Toute réflexion digne de ce nom sur le devenir du conflit ayant précipité le carnage incessant à Gaza ne saurait véritablement s'engager sans une explicitation autobiographique préalable. Dans sa jeunesse, il a combattu lors de la guerre du Liban, affrontant les milices palestiniennes à Beyrouth. Il confesse avoir été instruit par des militaires israéliens et avoir embrassé la conviction que l'invasion de 1982, loin d'être une simple manœuvre militaire, représentait une nécessité doublement salvatrice pour le Liban. Il prônait alors une alliance indéfectible entre les chrétiens et Israël, aspirant à voir le Liban rompre avec un arabisme qu'il considérait comme dévastateur. Cependant, avec le temps et les péripéties, il affirme avoir infléchi sa position. Une lucidité croissante l'a conduit à discerner dans l'action d'Israël une entreprise systématique de sape du processus de paix avec les Palestiniens.
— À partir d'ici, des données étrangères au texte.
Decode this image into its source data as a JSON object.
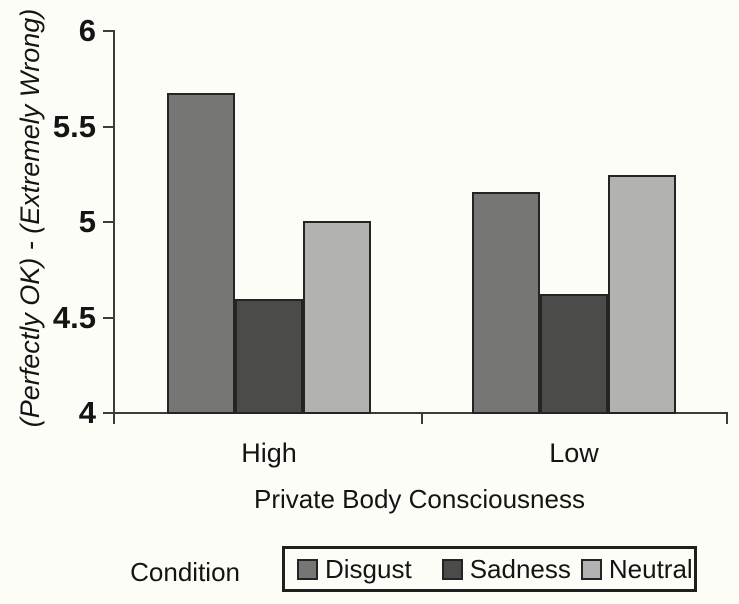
{
  "figure": {
    "background": "#fdfdf8",
    "axis_color": "#3c3c3c",
    "text_color": "#141414"
  },
  "chart_data": {
    "type": "bar",
    "title": "",
    "categories": [
      "High",
      "Low"
    ],
    "series": [
      {
        "name": "Disgust",
        "color": "#767674",
        "values": [
          5.67,
          5.15
        ]
      },
      {
        "name": "Sadness",
        "color": "#4b4b49",
        "values": [
          4.59,
          4.62
        ]
      },
      {
        "name": "Neutral",
        "color": "#b2b2b0",
        "values": [
          5.0,
          5.24
        ]
      }
    ],
    "xlabel": "Private Body Consciousness",
    "ylabel": "(Perfectly OK) - (Extremely Wrong)",
    "ylim": [
      4,
      6
    ],
    "yticks": [
      {
        "value": 6,
        "label": "6"
      },
      {
        "value": 5.5,
        "label": "5.5"
      },
      {
        "value": 5,
        "label": "5"
      },
      {
        "value": 4.5,
        "label": "4.5"
      },
      {
        "value": 4,
        "label": "4"
      }
    ],
    "grid": false,
    "legend_position": "bottom",
    "legend_title": "Condition",
    "bar_border_color": "#242424"
  }
}
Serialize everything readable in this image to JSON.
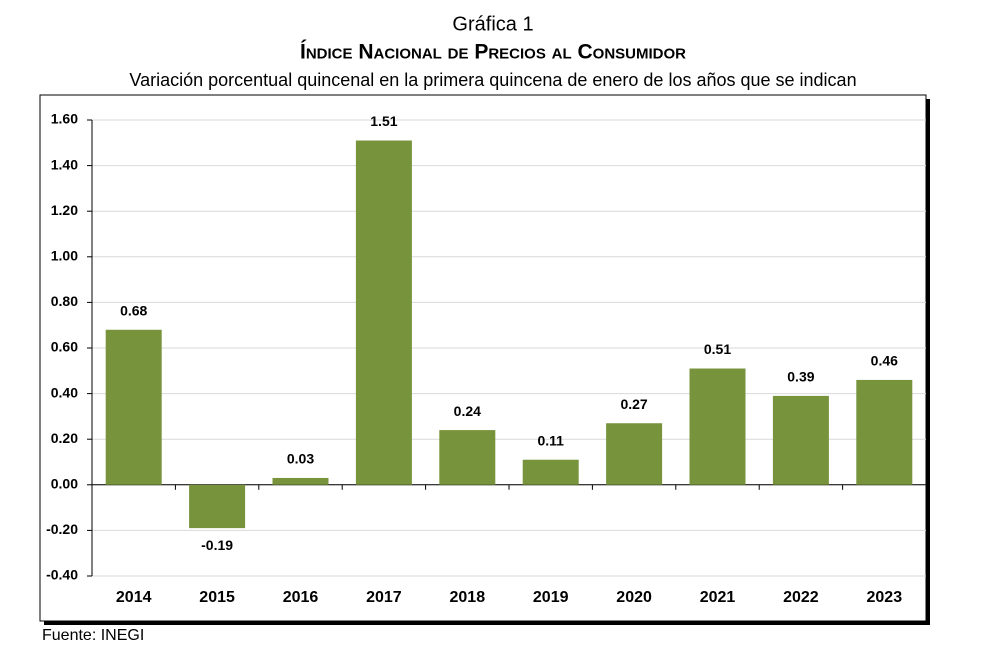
{
  "chart_data": {
    "type": "bar",
    "title": "Gráfica 1",
    "subtitle": "Índice Nacional de Precios al Consumidor",
    "description": "Variación porcentual quincenal en la primera quincena de enero de los años que se indican",
    "source": "Fuente: INEGI",
    "categories": [
      "2014",
      "2015",
      "2016",
      "2017",
      "2018",
      "2019",
      "2020",
      "2021",
      "2022",
      "2023"
    ],
    "values": [
      0.68,
      -0.19,
      0.03,
      1.51,
      0.24,
      0.11,
      0.27,
      0.51,
      0.39,
      0.46
    ],
    "color": "#77933c",
    "ylim": [
      -0.4,
      1.6
    ],
    "yticks": [
      {
        "value": -0.4,
        "label": "-0.40"
      },
      {
        "value": -0.2,
        "label": "-0.20"
      },
      {
        "value": 0,
        "label": "0.00"
      },
      {
        "value": 0.2,
        "label": "0.20"
      },
      {
        "value": 0.4,
        "label": "0.40"
      },
      {
        "value": 0.6,
        "label": "0.60"
      },
      {
        "value": 0.8,
        "label": "0.80"
      },
      {
        "value": 1.0,
        "label": "1.00"
      },
      {
        "value": 1.2,
        "label": "1.20"
      },
      {
        "value": 1.4,
        "label": "1.40"
      },
      {
        "value": 1.6,
        "label": "1.60"
      }
    ],
    "grid": true
  }
}
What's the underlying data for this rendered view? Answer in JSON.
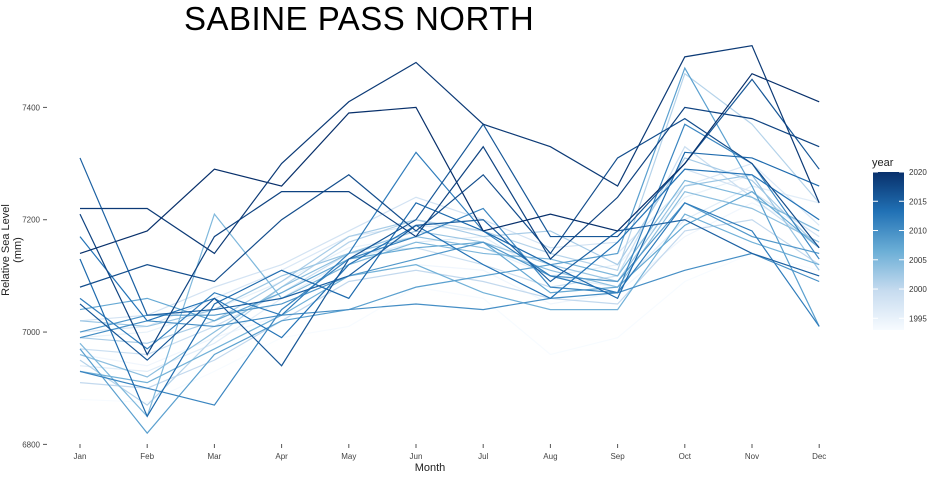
{
  "chart_data": {
    "type": "line",
    "title": "SABINE PASS NORTH",
    "xlabel": "Month",
    "ylabel": "Relative Sea Level (mm)",
    "categories": [
      "Jan",
      "Feb",
      "Mar",
      "Apr",
      "May",
      "Jun",
      "Jul",
      "Aug",
      "Sep",
      "Oct",
      "Nov",
      "Dec"
    ],
    "ylim": [
      6790,
      7520
    ],
    "yticks": [
      6800,
      7000,
      7200,
      7400
    ],
    "grid": false,
    "legend": {
      "title": "year",
      "placement": "right",
      "type": "colorbar",
      "range": [
        1993,
        2020
      ],
      "ticks": [
        1995,
        2000,
        2005,
        2010,
        2015,
        2020
      ],
      "color_low": "#f7fbff",
      "color_high": "#08306b"
    },
    "series": [
      {
        "year": 1993,
        "values": [
          6880,
          6875,
          6930,
          6990,
          7010,
          7080,
          7060,
          6960,
          6990,
          7090,
          7140,
          7110
        ]
      },
      {
        "year": 1994,
        "values": [
          6960,
          6940,
          6990,
          7030,
          7100,
          7120,
          7110,
          7050,
          7070,
          7170,
          7230,
          7180
        ]
      },
      {
        "year": 1995,
        "values": [
          6990,
          7000,
          7040,
          7090,
          7150,
          7170,
          7150,
          7100,
          7120,
          7240,
          7280,
          7200
        ]
      },
      {
        "year": 1996,
        "values": [
          6940,
          6930,
          6980,
          7060,
          7130,
          7160,
          7170,
          7100,
          7080,
          7200,
          7260,
          7230
        ]
      },
      {
        "year": 1997,
        "values": [
          7000,
          7010,
          7060,
          7110,
          7170,
          7190,
          7180,
          7120,
          7140,
          7260,
          7300,
          7190
        ]
      },
      {
        "year": 1998,
        "values": [
          7020,
          7030,
          7080,
          7120,
          7180,
          7240,
          7200,
          7150,
          7160,
          7290,
          7250,
          7170
        ]
      },
      {
        "year": 1999,
        "values": [
          6970,
          6960,
          7010,
          7070,
          7140,
          7150,
          7120,
          7080,
          7100,
          7330,
          7240,
          7150
        ]
      },
      {
        "year": 2000,
        "values": [
          6910,
          6900,
          6950,
          7020,
          7090,
          7110,
          7090,
          7060,
          7050,
          7180,
          7200,
          7120
        ]
      },
      {
        "year": 2001,
        "values": [
          6950,
          6870,
          6990,
          7080,
          7160,
          7200,
          7180,
          7140,
          7110,
          7460,
          7370,
          7230
        ]
      },
      {
        "year": 2002,
        "values": [
          6990,
          6980,
          7020,
          7090,
          7170,
          7200,
          7170,
          7180,
          7120,
          7310,
          7270,
          7150
        ]
      },
      {
        "year": 2003,
        "values": [
          7020,
          7010,
          7040,
          7100,
          7140,
          7180,
          7160,
          7120,
          7090,
          7260,
          7280,
          7110
        ]
      },
      {
        "year": 2004,
        "values": [
          6960,
          6920,
          7000,
          7080,
          7140,
          7170,
          7150,
          7110,
          7080,
          7250,
          7220,
          7160
        ]
      },
      {
        "year": 2005,
        "values": [
          6980,
          6850,
          7210,
          7060,
          7120,
          7160,
          7140,
          7130,
          7100,
          7270,
          7240,
          7180
        ]
      },
      {
        "year": 2006,
        "values": [
          6930,
          6910,
          6970,
          7030,
          7100,
          7120,
          7070,
          7040,
          7040,
          7210,
          7160,
          7120
        ]
      },
      {
        "year": 2007,
        "values": [
          7040,
          7060,
          7020,
          7070,
          7130,
          7150,
          7160,
          7070,
          7080,
          7190,
          7250,
          7150
        ]
      },
      {
        "year": 2008,
        "values": [
          6970,
          6820,
          6960,
          7020,
          7040,
          7080,
          7100,
          7120,
          7140,
          7470,
          7260,
          7010
        ]
      },
      {
        "year": 2009,
        "values": [
          7000,
          7030,
          7030,
          7050,
          7100,
          7130,
          7160,
          7100,
          7090,
          7230,
          7170,
          7140
        ]
      },
      {
        "year": 2010,
        "values": [
          6990,
          7020,
          7010,
          7030,
          7040,
          7050,
          7040,
          7060,
          7070,
          7110,
          7140,
          7090
        ]
      },
      {
        "year": 2011,
        "values": [
          6930,
          6900,
          6870,
          7040,
          7130,
          7170,
          7220,
          7080,
          7070,
          7370,
          7300,
          7130
        ]
      },
      {
        "year": 2012,
        "values": [
          7060,
          6970,
          7070,
          7030,
          7140,
          7320,
          7180,
          7100,
          7070,
          7230,
          7180,
          7010
        ]
      },
      {
        "year": 2013,
        "values": [
          7170,
          7020,
          7060,
          6990,
          7120,
          7190,
          7120,
          7060,
          7160,
          7290,
          7280,
          7200
        ]
      },
      {
        "year": 2014,
        "values": [
          7130,
          6850,
          7050,
          7110,
          7060,
          7230,
          7180,
          7120,
          7060,
          7320,
          7310,
          7260
        ]
      },
      {
        "year": 2015,
        "values": [
          7310,
          7030,
          7040,
          7060,
          7100,
          7190,
          7200,
          7090,
          7180,
          7200,
          7140,
          7100
        ]
      },
      {
        "year": 2016,
        "values": [
          7050,
          6950,
          7060,
          6940,
          7130,
          7200,
          7370,
          7170,
          7170,
          7300,
          7450,
          7290
        ]
      },
      {
        "year": 2017,
        "values": [
          7080,
          7120,
          7090,
          7200,
          7280,
          7180,
          7280,
          7140,
          7310,
          7380,
          7300,
          7150
        ]
      },
      {
        "year": 2018,
        "values": [
          7210,
          6960,
          7170,
          7250,
          7250,
          7170,
          7330,
          7130,
          7240,
          7400,
          7380,
          7330
        ]
      },
      {
        "year": 2019,
        "values": [
          7220,
          7220,
          7140,
          7300,
          7410,
          7480,
          7370,
          7330,
          7260,
          7490,
          7510,
          7230
        ]
      },
      {
        "year": 2020,
        "values": [
          7140,
          7180,
          7290,
          7260,
          7390,
          7400,
          7180,
          7210,
          7180,
          7300,
          7460,
          7410
        ]
      }
    ]
  }
}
Il évoque, en outre, comme un point de bascule, la lecture de l'imposante œuvre d'Henry Laurens sur la question palestinienne, qu'il considère comme un tournant éclairant.

C'est à travers cet itinéraire singulier, empreint de nuances et de réflexions profondes, que Jean Clam, penseur oscillant entre la phénoménologie, la psychologie, et la sociologie, nous invite, ainsi que ses amis juifs, qu'ils soient de la diaspora ou d'Israël, à contempler l'issue de ce conflit interminable. Une contemplation nourrie par les souffrances actuelles du peuple palestinien, notamment à Gaza, mais qui reste focalisée sur la question du destin du sionisme.

D'une part, Clam aspire à éveiller chez son lecteur, en particulier chez le lecteur juif, une prise de conscience aiguë de l'immensité de l'injustice infligée au peuple palestinien, avec l'audace de signifier que la lutte contre cette injustice relève d'une responsabilité universelle, tout particulièrement pour les juifs. D'autre part, Clam ne se livre ni à une interrogation sur un Proche-Orient dénué d'Israël, ni sur un Israël transcendant le sionisme. Sa préoccupation se situe ailleurs. La question qui sous-tend cet ouvrage réside dans la possibilité d'une régénération du sionisme premier, susceptible de renouer avec les idéaux qui l'ont vu naître.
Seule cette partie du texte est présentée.